The authority is seeking to tap the state’s oil reclamation fund, the New Mexico Environment Department’s Corrective Action Fund and the state’s water project fund.
Other sources could include conservation taxes from the oil and gas industry and a possible appropriation of state general funds, if lawmakers agree to it.
Federal funds would depend on whether the well on Carlsbad’s southern edge is determined to be a man-made or natural disaster. Officials say those funds also are capped at $4 million and can be acquired only when the rest of the project’s balance is identified.
Heaton called on Carlsbad leaders and residents to travel to Santa Fe to help lobby for the needed funding during the 30-day legislative session that begins Tuesday.
“If we’re not there, it looks like we don’t care,” he said. “We really need people up there.”
Aside from funding, authority committee members reported the project was moving closer to a contractor.
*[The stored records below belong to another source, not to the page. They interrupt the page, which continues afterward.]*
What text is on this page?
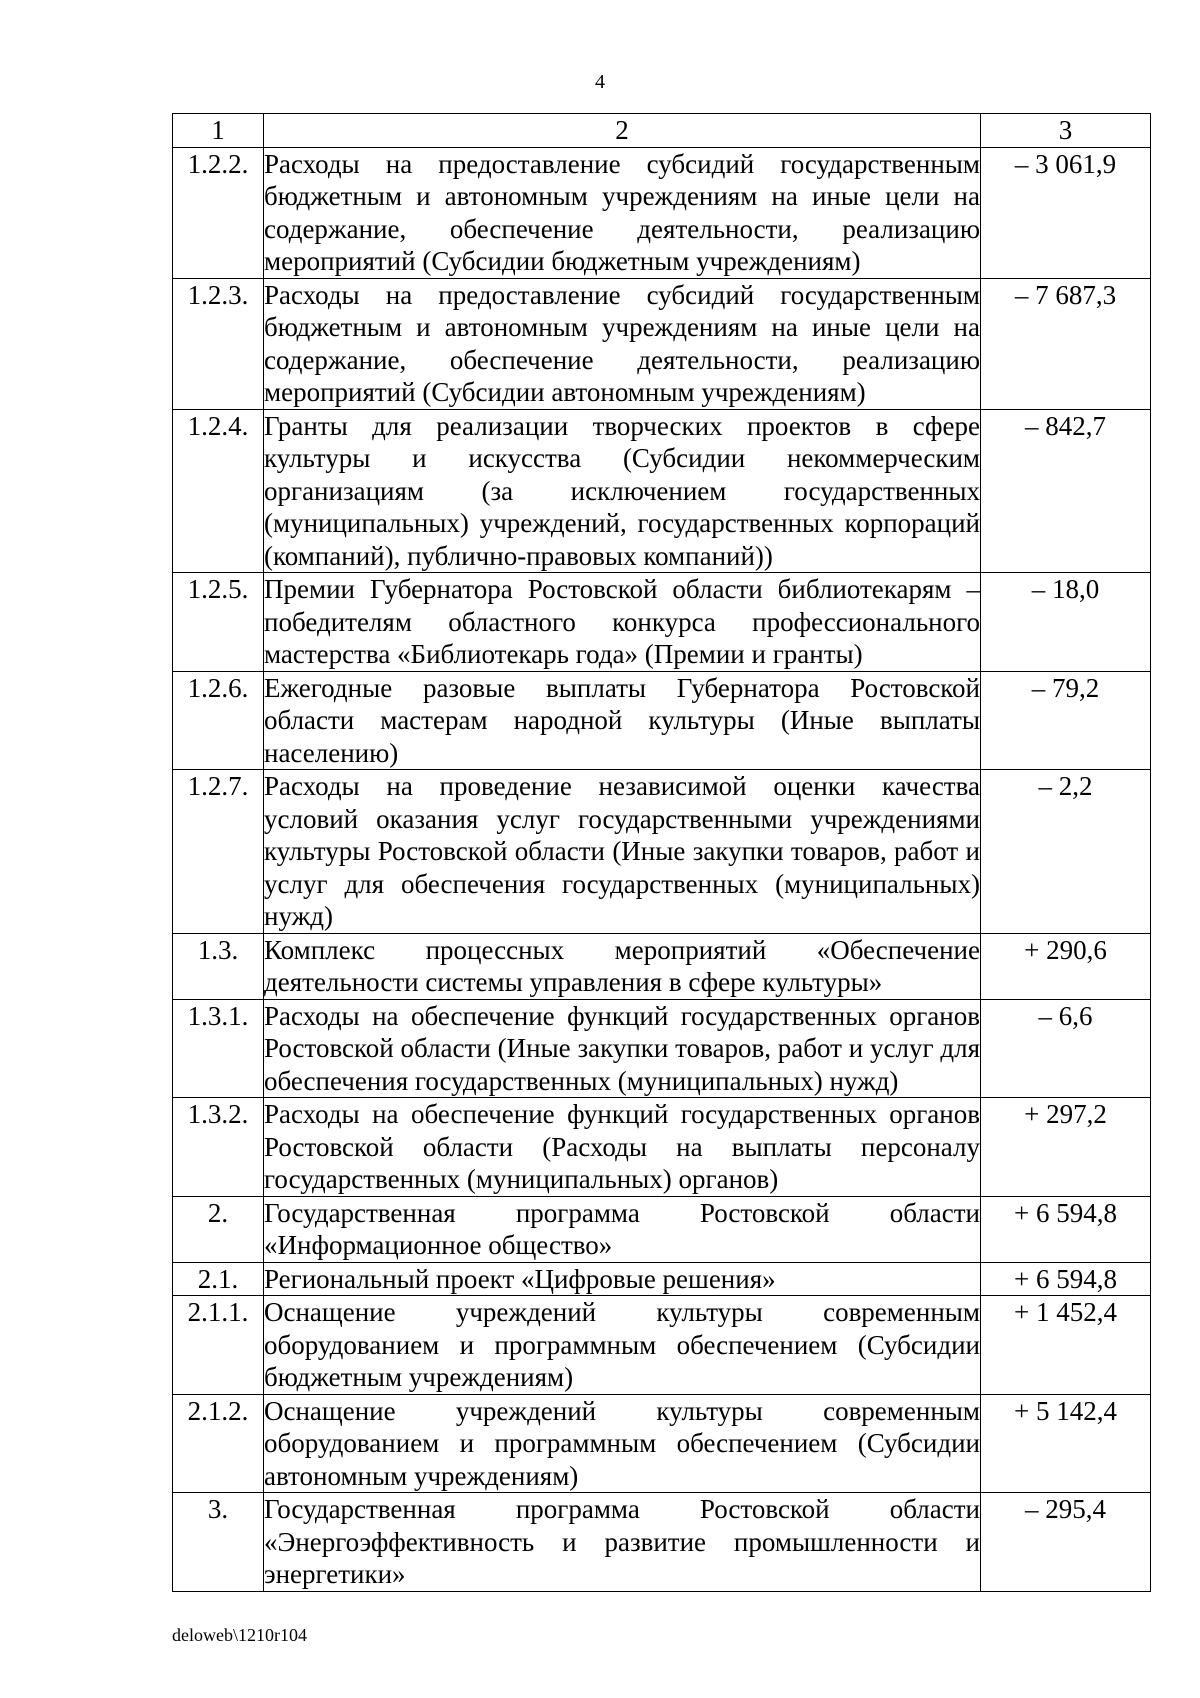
4
1	2	3
1.2.2.	Расходы на предоставление субсидий государственным бюджетным и автономным учреждениям на иные цели на содержание, обеспечение деятельности, реализацию мероприятий (Субсидии бюджетным учреждениям)	– 3 061,9
1.2.3.	Расходы на предоставление субсидий государственным бюджетным и автономным учреждениям на иные цели на содержание, обеспечение деятельности, реализацию мероприятий (Субсидии автономным учреждениям)	– 7 687,3
1.2.4.	Гранты для реализации творческих проектов в сфере культуры и искусства (Субсидии некоммерческим организациям (за исключением государственных (муниципальных) учреждений, государственных корпораций (компаний), публично-правовых компаний))	– 842,7
1.2.5.	Премии Губернатора Ростовской области библиотекарям – победителям областного конкурса профессионального мастерства «Библиотекарь года» (Премии и гранты)	– 18,0
1.2.6.	Ежегодные разовые выплаты Губернатора Ростовской области мастерам народной культуры (Иные выплаты населению)	– 79,2
1.2.7.	Расходы на проведение независимой оценки качества условий оказания услуг государственными учреждениями культуры Ростовской области (Иные закупки товаров, работ и услуг для обеспечения государственных (муниципальных) нужд)	– 2,2
1.3.	Комплекс процессных мероприятий «Обеспечение деятельности системы управления в сфере культуры»	+ 290,6
1.3.1.	Расходы на обеспечение функций государственных органов Ростовской области (Иные закупки товаров, работ и услуг для обеспечения государственных (муниципальных) нужд)	– 6,6
1.3.2.	Расходы на обеспечение функций государственных органов Ростовской области (Расходы на выплаты персоналу государственных (муниципальных) органов)	+ 297,2
2.	Государственная программа Ростовской области «Информационное общество»	+ 6 594,8
2.1.	Региональный проект «Цифровые решения»	+ 6 594,8
2.1.1.	Оснащение учреждений культуры современным оборудованием и программным обеспечением (Субсидии бюджетным учреждениям)	+ 1 452,4
2.1.2.	Оснащение учреждений культуры современным оборудованием и программным обеспечением (Субсидии автономным учреждениям)	+ 5 142,4
3.	Государственная программа Ростовской области «Энергоэффективность и развитие промышленности и энергетики»	– 295,4
deloweb\1210r104
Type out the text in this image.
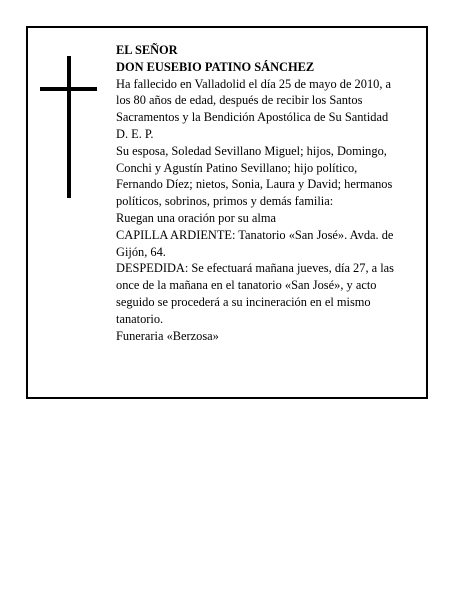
EL SEÑOR
DON EUSEBIO PATINO SÁNCHEZ
Ha fallecido en Valladolid el día 25 de mayo de 2010, a
los 80 años de edad, después de recibir los Santos
Sacramentos y la Bendición Apostólica de Su Santidad
D. E. P.
Su esposa, Soledad Sevillano Miguel; hijos, Domingo,
Conchi y Agustín Patino Sevillano; hijo político,
Fernando Díez; nietos, Sonia, Laura y David; hermanos
políticos, sobrinos, primos y demás familia:
Ruegan una oración por su alma
CAPILLA ARDIENTE: Tanatorio «San José». Avda. de
Gijón, 64.
DESPEDIDA: Se efectuará mañana jueves, día 27, a las
once de la mañana en el tanatorio «San José», y acto
seguido se procederá a su incineración en el mismo
tanatorio.
Funeraria «Berzosa»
Negotiations are expected to wrap up in a week or two.
The committee also discussed the potential damage the well’s collapse could cause. The well is situated near the junction of U.S. 285 and Highway 62/180. It is also beneath a canal that supplies water to most of southern Eddy County’s farmers.
Carlsbad Irrigation District manager Dale Ballard said the collapse would cut off water to 80 percent of the district’s users for up to three years. He said plans were suggested to move the canal to the south, but that could prove challenging as the land in that area is privately owned.
“This is a very scary thing for our water users when they look at this,” he said.
To prevent risks to motorists, Eddy County Commissioner Stella Davis said the county is considering building a bypass road, but she acknowledged funding was a concern.